Opposition to NABP’s application to ICANN for .Pharmacy Registry

Public Citizen Position on NABPs Application to ICANN for .Pharmacy

RxRights.org Position on NABPs Application to ICANN for.Pharmacy

PharmacyChecker.com Position on NABPs Application to ICANN for .Pharmacy

If given the power to oversee the registry for the .Pharmacy top-level domain, the NABP would decide which websites are permitted to use the .Pharmacy ending in their web address.
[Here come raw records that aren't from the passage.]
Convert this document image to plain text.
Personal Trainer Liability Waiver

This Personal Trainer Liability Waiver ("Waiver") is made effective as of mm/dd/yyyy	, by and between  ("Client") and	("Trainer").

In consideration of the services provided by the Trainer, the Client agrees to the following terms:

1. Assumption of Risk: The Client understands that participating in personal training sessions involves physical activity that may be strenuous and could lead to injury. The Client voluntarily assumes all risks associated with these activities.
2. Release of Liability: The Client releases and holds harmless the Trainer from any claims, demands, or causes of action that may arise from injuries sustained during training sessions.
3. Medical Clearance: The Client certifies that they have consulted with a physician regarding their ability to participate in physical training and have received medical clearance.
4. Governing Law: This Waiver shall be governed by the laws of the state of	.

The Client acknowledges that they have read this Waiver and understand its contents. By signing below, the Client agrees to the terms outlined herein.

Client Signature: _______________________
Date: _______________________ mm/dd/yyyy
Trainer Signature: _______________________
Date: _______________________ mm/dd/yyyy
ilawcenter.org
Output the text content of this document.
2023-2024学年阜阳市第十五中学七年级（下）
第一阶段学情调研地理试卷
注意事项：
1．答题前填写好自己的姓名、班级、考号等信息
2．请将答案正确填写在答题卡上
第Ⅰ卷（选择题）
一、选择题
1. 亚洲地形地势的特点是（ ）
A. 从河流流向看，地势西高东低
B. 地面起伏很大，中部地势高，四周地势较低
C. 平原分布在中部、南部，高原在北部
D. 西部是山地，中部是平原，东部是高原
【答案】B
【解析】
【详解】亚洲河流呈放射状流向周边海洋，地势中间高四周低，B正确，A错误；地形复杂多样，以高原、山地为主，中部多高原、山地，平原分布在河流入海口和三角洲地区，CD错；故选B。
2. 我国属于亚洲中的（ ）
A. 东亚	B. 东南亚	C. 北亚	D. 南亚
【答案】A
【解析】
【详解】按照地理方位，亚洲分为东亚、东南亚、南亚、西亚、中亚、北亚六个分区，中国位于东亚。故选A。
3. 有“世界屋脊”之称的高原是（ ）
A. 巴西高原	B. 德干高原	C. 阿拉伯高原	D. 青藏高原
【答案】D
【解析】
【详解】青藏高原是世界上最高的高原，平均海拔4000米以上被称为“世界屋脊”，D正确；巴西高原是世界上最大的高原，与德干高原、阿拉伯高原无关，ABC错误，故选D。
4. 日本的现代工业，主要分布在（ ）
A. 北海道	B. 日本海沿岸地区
It appears that the NABP’s proposed registry rules would prohibit registry to websites of safe international online pharmacies (such as websites run by licensed Canadian pharmacies) if they sell internationally to Americans. The lack of a “.Pharmacy” address by such pharmacies could frighten Americans away from using them. Considering that tens of millions of Americans don’t take medication due to high U.S. drug prices, discouraging or blocking access to affordable medication is unconscionable.

As recognized in a letter sent from RxRights.org to NABP, it does not have to be this way. The goal of providing a trusted marketplace for consumers who are searching online for safe and affordable medication can be served with a .Pharmacy website program. However, to provide the greatest benefit to consumers, ALL online pharmacies, U.S., Canadian, or otherwise, that sell authentic medication and require prescriptions should be eligible to obtain a .Pharmacy site, regardless of who they sell to. Unless the NABP agrees to adopt registry rules fostering an open and free Internet, one that maximizes access to safe and affordable medication, its application should be rejected by ICANN.